Ulrike Herrmann über das 9-Euro-Ticket
: Auf keinen Fall verlängern

Bloß nicht! Es wäre eine ganz schlechte Idee, das 9-Euro-Ticket zu verlängern. Es ist schon schlimm genug, dass dieses Experiment drei Monate laufen soll. Die Züge sind zwar überfüllt, aber diese Fahrgastmassen brausen nicht gen Klimaschutz. Stattdessen unternehmen viele Menschen jetzt Reisen, die sie sonst unterlassen hätten – weil es gerade so schön billig ist. Die Schnäppchenjäger haben die Bahn entdeckt.

Dank Handyortung lässt sich ganz genau ermitteln, wie viele Menschen mit der Bahn oder dem Auto unterwegs sind, und die neuesten Statistiken ernüchtern: Der Bahnverkehr hat im Juni zwar um 42 Prozent zugelegt – aber der Straßenverkehr nur geringfügig abgenommen. Die Züge haben das Auto nicht verdrängt, sondern wurden zusätzlich genutzt.

Wieder einmal zeigt sich, dass „Angebote“ den Klimaschutz nicht voranbringen. Es ist eine Illusion zu glauben, dass der öffentliche Nahverkehr nur attraktiv genug sein muss, damit die Autofahrer ihre Kutschen freiwillig in der Garage stehen lassen. Stattdessen erzeugen „Angebote“ vor allem neuen Verkehr.

Klimaschutz funktioniert nur umgekehrt: Autofahren darf keinen Spaß machen. So ist es sehr wirksam, die Parkplätze zu verknappen. Wenn das Auto nirgends abgestellt werden kann, fährt es meistens gar nicht erst los.

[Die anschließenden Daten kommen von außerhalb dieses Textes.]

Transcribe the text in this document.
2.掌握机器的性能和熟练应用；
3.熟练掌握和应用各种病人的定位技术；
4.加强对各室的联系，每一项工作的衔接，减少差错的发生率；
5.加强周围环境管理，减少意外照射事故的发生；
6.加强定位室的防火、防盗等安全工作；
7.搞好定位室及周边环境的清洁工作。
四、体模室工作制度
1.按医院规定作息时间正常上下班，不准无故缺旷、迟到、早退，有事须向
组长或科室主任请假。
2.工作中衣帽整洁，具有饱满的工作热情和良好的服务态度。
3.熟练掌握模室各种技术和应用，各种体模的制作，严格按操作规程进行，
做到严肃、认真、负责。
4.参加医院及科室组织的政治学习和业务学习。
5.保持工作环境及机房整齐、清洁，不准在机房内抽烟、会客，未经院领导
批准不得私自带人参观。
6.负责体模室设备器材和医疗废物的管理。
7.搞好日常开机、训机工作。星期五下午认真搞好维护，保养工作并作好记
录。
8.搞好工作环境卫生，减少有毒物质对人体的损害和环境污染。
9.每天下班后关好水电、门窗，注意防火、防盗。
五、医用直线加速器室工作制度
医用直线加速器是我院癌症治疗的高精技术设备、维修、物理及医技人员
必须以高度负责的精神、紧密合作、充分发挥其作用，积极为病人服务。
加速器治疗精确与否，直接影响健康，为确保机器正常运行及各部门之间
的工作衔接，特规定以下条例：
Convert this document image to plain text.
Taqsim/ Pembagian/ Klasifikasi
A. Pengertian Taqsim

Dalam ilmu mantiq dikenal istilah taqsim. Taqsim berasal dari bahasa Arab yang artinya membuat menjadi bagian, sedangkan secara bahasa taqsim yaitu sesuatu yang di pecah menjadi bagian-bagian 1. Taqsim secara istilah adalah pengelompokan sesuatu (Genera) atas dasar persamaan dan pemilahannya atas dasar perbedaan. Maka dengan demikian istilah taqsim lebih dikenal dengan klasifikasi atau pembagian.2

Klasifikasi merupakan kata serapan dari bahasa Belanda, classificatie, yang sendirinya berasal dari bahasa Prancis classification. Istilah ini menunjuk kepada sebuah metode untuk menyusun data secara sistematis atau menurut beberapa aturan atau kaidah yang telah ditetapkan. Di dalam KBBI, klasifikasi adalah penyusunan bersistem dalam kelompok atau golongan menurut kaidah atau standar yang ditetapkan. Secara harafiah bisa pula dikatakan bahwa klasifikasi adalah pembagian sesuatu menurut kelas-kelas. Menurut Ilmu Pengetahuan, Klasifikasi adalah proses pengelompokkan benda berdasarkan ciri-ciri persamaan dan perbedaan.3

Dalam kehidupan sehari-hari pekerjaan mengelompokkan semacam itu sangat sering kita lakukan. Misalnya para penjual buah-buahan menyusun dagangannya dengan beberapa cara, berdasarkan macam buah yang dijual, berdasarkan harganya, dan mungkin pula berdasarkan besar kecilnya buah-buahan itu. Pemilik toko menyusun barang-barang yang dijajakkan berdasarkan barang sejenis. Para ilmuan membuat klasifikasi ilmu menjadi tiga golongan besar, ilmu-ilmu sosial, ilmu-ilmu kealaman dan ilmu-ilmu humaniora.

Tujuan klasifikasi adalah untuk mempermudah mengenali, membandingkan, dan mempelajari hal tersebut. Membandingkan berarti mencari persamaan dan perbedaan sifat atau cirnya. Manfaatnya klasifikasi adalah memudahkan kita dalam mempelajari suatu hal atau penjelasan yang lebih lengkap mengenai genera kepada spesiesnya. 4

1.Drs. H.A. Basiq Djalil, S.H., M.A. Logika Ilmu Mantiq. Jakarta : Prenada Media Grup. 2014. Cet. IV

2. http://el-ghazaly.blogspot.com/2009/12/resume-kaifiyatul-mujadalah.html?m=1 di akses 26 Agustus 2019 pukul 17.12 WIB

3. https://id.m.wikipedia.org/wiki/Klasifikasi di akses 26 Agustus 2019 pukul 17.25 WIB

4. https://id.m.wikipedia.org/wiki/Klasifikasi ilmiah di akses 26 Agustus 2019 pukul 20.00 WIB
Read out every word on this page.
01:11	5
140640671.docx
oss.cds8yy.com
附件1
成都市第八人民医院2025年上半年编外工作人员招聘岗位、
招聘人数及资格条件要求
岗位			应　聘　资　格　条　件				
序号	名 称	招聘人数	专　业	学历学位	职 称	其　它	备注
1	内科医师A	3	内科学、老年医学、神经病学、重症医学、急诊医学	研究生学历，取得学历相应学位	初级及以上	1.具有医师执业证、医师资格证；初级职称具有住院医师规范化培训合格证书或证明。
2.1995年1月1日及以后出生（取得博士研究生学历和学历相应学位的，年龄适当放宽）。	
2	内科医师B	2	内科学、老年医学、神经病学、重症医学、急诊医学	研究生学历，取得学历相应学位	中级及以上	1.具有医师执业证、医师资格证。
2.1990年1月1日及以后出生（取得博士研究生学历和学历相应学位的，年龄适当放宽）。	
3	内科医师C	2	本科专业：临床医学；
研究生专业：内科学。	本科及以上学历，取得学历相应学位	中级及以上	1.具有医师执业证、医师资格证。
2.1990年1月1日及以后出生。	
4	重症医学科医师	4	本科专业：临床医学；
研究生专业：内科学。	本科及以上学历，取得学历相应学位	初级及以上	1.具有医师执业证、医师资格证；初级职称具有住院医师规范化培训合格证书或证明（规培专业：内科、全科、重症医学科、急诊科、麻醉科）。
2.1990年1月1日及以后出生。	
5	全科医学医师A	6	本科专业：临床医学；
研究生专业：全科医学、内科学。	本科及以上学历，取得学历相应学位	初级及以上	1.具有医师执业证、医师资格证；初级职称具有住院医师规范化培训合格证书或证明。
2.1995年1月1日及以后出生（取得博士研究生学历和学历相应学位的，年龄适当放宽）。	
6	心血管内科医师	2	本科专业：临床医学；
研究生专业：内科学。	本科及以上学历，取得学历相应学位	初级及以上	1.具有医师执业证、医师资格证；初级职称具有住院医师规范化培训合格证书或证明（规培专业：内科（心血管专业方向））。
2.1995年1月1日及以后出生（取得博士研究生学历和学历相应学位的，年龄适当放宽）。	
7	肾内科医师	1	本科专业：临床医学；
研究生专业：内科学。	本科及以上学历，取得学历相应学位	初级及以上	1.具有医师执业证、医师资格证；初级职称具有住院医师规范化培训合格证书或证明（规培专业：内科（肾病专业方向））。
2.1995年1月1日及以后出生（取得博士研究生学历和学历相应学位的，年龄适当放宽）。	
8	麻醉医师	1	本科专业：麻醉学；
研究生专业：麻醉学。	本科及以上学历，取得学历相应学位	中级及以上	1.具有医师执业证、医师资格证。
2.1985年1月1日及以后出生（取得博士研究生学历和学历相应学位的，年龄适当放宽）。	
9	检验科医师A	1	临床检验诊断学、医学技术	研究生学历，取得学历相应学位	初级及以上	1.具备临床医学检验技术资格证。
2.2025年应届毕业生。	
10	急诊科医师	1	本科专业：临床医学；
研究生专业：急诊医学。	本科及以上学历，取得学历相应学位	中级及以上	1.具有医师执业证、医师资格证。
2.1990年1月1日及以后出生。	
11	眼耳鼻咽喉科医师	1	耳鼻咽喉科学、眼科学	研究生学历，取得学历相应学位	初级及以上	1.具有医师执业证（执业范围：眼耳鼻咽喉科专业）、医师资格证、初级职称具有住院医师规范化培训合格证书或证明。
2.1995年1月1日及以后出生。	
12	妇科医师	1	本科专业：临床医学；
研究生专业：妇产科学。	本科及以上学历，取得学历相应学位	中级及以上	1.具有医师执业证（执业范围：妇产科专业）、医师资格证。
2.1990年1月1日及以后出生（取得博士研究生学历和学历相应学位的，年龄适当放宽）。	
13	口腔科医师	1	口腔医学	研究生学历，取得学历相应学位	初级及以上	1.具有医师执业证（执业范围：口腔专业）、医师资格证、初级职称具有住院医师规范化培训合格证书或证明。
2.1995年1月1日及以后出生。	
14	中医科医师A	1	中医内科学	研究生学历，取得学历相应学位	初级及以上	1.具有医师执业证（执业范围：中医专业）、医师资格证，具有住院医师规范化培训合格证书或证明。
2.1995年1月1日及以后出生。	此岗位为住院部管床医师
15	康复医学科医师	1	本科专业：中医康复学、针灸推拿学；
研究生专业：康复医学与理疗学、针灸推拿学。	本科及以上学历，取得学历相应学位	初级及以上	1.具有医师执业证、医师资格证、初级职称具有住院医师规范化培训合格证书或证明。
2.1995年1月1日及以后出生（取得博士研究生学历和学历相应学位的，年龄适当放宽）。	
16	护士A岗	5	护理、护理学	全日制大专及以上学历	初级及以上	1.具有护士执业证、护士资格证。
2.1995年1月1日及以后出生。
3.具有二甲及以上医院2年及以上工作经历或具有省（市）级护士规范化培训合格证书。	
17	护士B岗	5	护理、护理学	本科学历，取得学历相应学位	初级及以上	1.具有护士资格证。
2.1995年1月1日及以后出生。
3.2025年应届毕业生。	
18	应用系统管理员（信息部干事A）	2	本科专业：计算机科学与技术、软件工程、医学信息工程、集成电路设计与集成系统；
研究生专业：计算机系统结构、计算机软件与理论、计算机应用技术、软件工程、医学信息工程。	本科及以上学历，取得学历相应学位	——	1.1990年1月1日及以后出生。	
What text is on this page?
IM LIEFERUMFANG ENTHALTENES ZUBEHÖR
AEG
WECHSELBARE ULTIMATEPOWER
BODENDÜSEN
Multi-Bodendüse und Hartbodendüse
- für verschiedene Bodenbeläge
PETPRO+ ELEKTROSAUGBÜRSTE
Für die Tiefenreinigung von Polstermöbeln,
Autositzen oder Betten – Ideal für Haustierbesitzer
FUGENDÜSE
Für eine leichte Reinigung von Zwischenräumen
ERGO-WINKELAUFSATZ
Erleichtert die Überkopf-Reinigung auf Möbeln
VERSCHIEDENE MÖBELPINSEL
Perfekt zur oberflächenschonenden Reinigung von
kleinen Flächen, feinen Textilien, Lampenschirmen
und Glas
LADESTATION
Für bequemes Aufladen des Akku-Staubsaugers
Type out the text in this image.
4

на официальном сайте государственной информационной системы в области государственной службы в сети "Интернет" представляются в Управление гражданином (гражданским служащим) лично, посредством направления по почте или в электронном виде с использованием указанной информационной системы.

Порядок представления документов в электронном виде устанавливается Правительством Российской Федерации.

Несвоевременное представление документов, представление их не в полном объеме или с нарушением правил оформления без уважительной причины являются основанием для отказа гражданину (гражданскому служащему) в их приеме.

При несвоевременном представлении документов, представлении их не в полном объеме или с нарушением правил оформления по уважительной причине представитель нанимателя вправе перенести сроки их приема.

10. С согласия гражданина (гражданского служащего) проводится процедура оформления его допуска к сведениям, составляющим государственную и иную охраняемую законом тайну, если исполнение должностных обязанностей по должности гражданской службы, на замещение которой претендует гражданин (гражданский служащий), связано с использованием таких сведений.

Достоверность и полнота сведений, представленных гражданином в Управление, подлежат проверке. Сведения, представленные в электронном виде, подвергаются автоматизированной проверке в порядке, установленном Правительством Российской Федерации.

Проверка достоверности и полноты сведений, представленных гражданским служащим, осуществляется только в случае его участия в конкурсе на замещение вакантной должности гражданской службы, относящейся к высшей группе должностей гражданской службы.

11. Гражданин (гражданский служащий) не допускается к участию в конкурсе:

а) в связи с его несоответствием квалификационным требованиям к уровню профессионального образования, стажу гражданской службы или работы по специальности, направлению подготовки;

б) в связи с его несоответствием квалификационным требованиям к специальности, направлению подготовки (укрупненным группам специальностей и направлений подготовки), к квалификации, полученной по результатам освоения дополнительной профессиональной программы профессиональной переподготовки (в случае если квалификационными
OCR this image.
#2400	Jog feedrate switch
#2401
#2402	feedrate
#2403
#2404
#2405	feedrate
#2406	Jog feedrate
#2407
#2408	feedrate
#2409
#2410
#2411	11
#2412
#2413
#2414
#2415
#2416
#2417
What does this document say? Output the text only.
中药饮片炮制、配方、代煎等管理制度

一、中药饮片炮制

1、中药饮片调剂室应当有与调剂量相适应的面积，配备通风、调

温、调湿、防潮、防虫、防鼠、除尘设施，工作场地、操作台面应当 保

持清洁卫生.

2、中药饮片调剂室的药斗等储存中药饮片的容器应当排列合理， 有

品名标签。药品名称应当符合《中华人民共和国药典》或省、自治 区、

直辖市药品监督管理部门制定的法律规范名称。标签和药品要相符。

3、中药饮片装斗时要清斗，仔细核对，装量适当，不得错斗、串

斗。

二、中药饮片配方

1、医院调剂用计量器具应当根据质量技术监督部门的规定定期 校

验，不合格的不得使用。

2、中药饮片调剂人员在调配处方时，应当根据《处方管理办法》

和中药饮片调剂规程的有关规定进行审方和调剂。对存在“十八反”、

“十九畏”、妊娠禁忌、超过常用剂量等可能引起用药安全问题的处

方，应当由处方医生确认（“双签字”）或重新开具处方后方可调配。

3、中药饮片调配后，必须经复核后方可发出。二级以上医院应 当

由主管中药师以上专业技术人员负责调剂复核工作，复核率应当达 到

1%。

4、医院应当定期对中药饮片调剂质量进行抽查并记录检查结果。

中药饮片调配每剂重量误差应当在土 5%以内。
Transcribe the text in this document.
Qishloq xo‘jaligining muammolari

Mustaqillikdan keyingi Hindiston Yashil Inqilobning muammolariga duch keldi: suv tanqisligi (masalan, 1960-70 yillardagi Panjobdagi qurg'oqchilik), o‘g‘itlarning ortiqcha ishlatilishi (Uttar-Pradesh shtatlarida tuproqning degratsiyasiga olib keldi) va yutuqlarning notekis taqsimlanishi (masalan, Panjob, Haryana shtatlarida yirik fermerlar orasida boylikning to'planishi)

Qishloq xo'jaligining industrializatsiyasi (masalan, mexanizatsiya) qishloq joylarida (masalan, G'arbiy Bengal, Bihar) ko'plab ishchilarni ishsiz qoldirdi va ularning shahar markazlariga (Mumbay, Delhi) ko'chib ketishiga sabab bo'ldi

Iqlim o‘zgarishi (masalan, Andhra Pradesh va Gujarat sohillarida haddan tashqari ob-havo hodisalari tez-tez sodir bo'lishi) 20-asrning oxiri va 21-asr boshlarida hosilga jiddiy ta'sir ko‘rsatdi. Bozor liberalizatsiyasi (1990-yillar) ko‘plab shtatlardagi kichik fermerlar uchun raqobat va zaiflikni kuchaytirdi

Eine Maut in den Innenstädten reduziert den Straßenverkehr ebenfalls, wie London oder Stockholm bezeugen können. Außerdem sollte man darauf verzichten, Autobahnen oder Landstraßen auszubauen. Es geht also um Verzicht, nicht um „Angebote“.

Zugegeben: Für Parteien ist es schwierig, ihren Wählern zu erklären, dass sich die Mobilität verringern muss, wenn Deutschland Klimaschutz betreiben will. Verzicht kommt nicht gut an. Aber das 9-Euro-Ticket ist kein Ausweg, sondern nur sinnlos teuer. Der Dreimonatsrabatt wird den Staat 2,5 Milliarden Euro kosten.

Das einzig Gute daran: Diese Geldverschwendung kann sich die Regierung auf Dauer nicht leisten, sodass das 9-Euro-Ticket keine Zukunft hat. Zum Glück.